Which is why the latest nannying drive is so incredibly stupid and, as my impecunious Athenian friend points out, so utterly farcical.
There are occasions - not many, admittedly, but occasions nonetheless - when even hyperventilating, loony bloggertarians like myself have to stand back in silent astonishment, mouths agape, and admit that the sheer pace of state nannification is leaving cheap satire in the blocks. Consider this, for example:A team of NHS nurses is patrolling Scotland's streets to target pot-bellied members of the public and tell them how to lose weight.
Armed with measuring tapes to check waists and equipment to test blood pressure, the "Street Nurses" are policing busy shopping centres, supermarkets and community centres. Any man with a paunch, or woman with an "apple-shaped" body whose waist measurement is higher than recommended limits is given diet and lifestyle advice or referred to local slimming classes.
Under the scheme the nurses, wearing high-visibility waistcoats, set up portable tables and chairs in town centres to monitor passers-by. If they spot someone who looks overweight they will approach them and strike up a conversation about their health, inviting them to have a "rapid nursing assessment", which includes having their waist measured and their blood pressure checked.
Overweight women can be referred to local Weight Watchers meetings, and men are sent to the NHS Ayrshire and Arran men-only weight loss club 'Slimmin Withoot Wimmin'. Locals can also attend cookery classes where they learn how to prepare healthy meals on a low budget.
I live in a country where government employees are coming up to me in the street and telling me that I look overweight? I mean, what?
They really don't, do they? Because this is how it begins, whether it's CCTV cameras that tell you off for dropping litter or a spy satellite in the sky, tracking every journey your car makes: a weak attempt at satire on a right-wing blog, usually with some crass reference to Stalin or the Nazis, pops up a year or two later, incredibly, as government pilot scheme, gets 'rolled out' nationally - at galactic expense to John Q. Taxpayer, naturally - and before you know it, there are nurses in hi-vis jackets coming up to you in the street, asking you your waist size and then sending you to - Christ, I can barely type the words, so tightly clenched are my fists with rage - "Slimmin Withoot Wimmin". Well, I'm sorry, but - dear God, I'm repeating myself yet again - mist descending - blood vessels rupturing in my eyeballs - not sure I'm even going to make it to the end of this paragraph - it is none of your GODDAMN BUSINESS. It just isn't, and if there are people out there who honestly and genuinely believe that it is the role of government to walk the streets policing this shit, then we have a real fucking problem here.
The Greek has put it pretty fucking clearly (and do go and read the whole of his piece) but it seems that our government just doesn't fucking get it.

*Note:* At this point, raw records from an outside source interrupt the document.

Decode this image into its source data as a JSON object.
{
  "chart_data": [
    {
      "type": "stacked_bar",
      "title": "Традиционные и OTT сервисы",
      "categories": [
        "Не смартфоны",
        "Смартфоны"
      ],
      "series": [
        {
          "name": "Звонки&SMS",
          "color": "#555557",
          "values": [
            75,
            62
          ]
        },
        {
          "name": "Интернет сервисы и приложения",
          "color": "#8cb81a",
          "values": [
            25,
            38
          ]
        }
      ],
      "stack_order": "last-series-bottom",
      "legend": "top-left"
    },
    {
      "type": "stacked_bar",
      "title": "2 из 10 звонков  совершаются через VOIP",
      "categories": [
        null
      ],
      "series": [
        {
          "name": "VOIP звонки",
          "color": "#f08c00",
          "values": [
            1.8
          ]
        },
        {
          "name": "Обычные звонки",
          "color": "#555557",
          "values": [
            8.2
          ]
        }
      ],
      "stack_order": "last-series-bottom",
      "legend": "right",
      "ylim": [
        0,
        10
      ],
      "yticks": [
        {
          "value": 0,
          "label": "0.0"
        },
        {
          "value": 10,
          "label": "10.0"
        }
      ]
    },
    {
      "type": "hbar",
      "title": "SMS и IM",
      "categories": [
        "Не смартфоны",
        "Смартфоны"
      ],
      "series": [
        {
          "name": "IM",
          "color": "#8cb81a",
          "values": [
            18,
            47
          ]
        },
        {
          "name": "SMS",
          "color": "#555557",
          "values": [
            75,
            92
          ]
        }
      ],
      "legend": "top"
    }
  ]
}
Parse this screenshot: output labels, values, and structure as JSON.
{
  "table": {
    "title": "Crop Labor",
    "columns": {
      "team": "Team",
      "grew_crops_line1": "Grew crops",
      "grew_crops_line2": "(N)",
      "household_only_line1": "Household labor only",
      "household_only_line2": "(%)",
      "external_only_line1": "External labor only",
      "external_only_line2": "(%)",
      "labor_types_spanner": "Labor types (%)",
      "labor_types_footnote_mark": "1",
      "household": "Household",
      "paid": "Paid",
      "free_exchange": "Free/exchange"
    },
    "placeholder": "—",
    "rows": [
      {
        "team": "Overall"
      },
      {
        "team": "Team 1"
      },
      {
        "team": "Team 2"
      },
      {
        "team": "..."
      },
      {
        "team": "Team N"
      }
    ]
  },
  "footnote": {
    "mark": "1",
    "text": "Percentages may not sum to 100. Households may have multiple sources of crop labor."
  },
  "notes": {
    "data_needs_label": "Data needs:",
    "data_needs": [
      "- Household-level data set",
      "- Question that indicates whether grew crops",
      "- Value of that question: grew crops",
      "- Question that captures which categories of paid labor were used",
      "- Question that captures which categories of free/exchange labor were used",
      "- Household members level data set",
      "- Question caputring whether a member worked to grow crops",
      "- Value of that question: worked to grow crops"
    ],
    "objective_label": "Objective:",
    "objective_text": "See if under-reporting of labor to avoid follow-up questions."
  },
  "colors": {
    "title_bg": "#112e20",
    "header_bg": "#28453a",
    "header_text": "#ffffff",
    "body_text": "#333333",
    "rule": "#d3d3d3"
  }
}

But the truth of the matter is that so many people in this country will see nothing wrong with this at all.
They will nod their heads sagely and mutter that it is great that those poor, benighted people who are unable to make their own decisions will be helped towards the path of righteousness by the caring NHS.
They will not realise how incredibly snobbish and condescending their attitude is—"oh, the poor! Yes, I know that one shouldn't stereotype anyone and I, of course, wouldn't dream of doing so but the poor are so terribly stupid, aren't they? It's really our duty to cajole, badger and force them into a healthy lifestyle."
Furthermore, these bien pensant twats do not dream, for one second, that any nurse in a high-viz vest would actually come and start hassling them—no, no, no: this measure is purely for the poor.
"Oh yes," they will twitter at their parties, "I know that I could do with losing a few pounds, but at my time of life...? Besides, a little insulation is healthy, isn't it? And I'm sure that Rubens would have approved!
"Now, have you heard about this wonderful little scheme they've launched in Scotland? Yes, that's right: the one where nurses go and educate poor, fat people in the street. Telling them not to eat so many deep-fried Mars Bars is suppose!" Giggle.
There are a number of posters around Brixton which display the silhouette of a man or woman in profile, with a tape measure around the waist: in the case of the man, the tape measure is at 32 inches and the poster screams that "if your waist is bigger than this, you may need to have a test for diabetes. Go and see your GP."
Thirty-two fucking inches?
Fucking hell: I am about a 32 and I am, as those who know me will testify, definitely on the thin side. Seriously, what the fuck?
These idiot posters are bad enough but one could at least argue that they are attempting to provide information to people. They are irritating but they are a million miles away from the harassment being outlined in Mr E's neck of the woods.
And the British people stand passively on, whilst the government continues in its scheme to make all citizen-units as homogenous as possible. Because, you see, when you are trying to run any system, you want the units to be as near the same as possible; if they are not, they might buck the system.
So the government has been attempting to make the population-units as near identical as possible for ease of control: it has been doing pretty well through the education system, and now they are moving against us with the health system. And the majority of our citizens meekly accept all this.
One looks around and is tempted to use the words that have become Obnoxio's refrain of late: this country is so fucked.